The performance itself is first-rate: the orchestra plays with infectious energy, the tempi are a bit swift (but not overly-so), and Biller opts to use a boys' choir in place of the women sopranos and altos, giving the music a warmer (and perhaps more authentic) ambience. The soloists are all very good as well, if not necessarily overwhelming.

The strength of this performance, however, is in Biller's deep desire to communicate the religiosity of this, Bach's greatest masterpiece, in the matchless setting of the Thomaskirche. As the Thomaskantor, Biller himself holds the Leipzig appointment Bach also held from 1723-1750. The Thomanerchor is also descended from Bach's own men's/boys' choir.

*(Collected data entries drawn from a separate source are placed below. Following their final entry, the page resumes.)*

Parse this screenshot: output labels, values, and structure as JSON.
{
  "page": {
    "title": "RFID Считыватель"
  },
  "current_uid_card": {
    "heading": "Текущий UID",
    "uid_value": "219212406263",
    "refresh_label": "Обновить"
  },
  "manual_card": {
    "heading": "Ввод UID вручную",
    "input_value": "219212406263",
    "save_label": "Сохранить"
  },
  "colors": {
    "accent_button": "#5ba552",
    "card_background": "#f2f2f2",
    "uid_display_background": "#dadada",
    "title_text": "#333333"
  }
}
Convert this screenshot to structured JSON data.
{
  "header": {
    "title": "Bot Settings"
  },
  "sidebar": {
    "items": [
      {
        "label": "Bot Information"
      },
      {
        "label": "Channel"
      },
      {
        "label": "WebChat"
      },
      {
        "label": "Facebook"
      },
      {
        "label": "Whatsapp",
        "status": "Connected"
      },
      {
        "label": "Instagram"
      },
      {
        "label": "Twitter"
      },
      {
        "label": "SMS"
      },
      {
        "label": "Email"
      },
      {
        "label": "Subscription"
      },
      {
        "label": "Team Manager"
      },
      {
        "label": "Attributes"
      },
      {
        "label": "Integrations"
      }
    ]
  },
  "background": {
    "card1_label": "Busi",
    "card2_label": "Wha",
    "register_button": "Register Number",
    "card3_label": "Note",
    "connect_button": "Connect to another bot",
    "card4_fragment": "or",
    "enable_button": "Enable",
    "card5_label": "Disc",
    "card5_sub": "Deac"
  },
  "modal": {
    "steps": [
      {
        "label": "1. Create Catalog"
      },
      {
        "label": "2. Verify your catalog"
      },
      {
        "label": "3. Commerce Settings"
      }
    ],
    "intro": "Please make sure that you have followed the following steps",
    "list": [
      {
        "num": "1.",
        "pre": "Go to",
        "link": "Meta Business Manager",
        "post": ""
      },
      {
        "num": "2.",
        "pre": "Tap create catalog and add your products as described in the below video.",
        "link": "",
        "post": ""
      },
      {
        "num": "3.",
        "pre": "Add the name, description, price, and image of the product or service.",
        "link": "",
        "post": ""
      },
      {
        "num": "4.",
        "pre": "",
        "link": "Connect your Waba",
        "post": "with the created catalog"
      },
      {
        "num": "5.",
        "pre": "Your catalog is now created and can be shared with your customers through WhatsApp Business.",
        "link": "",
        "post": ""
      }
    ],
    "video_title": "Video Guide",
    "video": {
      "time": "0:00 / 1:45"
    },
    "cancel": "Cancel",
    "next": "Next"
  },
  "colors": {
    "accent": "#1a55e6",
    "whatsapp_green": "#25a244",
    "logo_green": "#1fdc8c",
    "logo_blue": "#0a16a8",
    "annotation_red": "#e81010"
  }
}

For this performance, recorded live during the Bachfest 2000 celebrations commemorating the 250th anniversary of the composer's death, Biller chose to cast the piece in an appropriately liturgical style. The piece is prefaced by a hymn, and the plainchant introduction to the "Gloria" precedes that section as well. Turning from the podium, Biller himself declaims the Pentecostal Prayer "Dominus vobiscum" ("The Lord be with you") in a deep, resonate baritone, accompanied by the appropriate liturgical responses from the chorus. There is a moment of hushed silence...before the thunderous, joyfully explosive energy of the "Sanctus." Absolutely incredible.

If there is a single drawback, it is in the occasionally awkward camera work, which seems to dwell on the architecture of the church rather than the performers at odd moments.

Had Bach realized this towering work, it might have looked and sounded something like this: joyous, animated, mournful, a little rough around the edges, and inexpressibly human.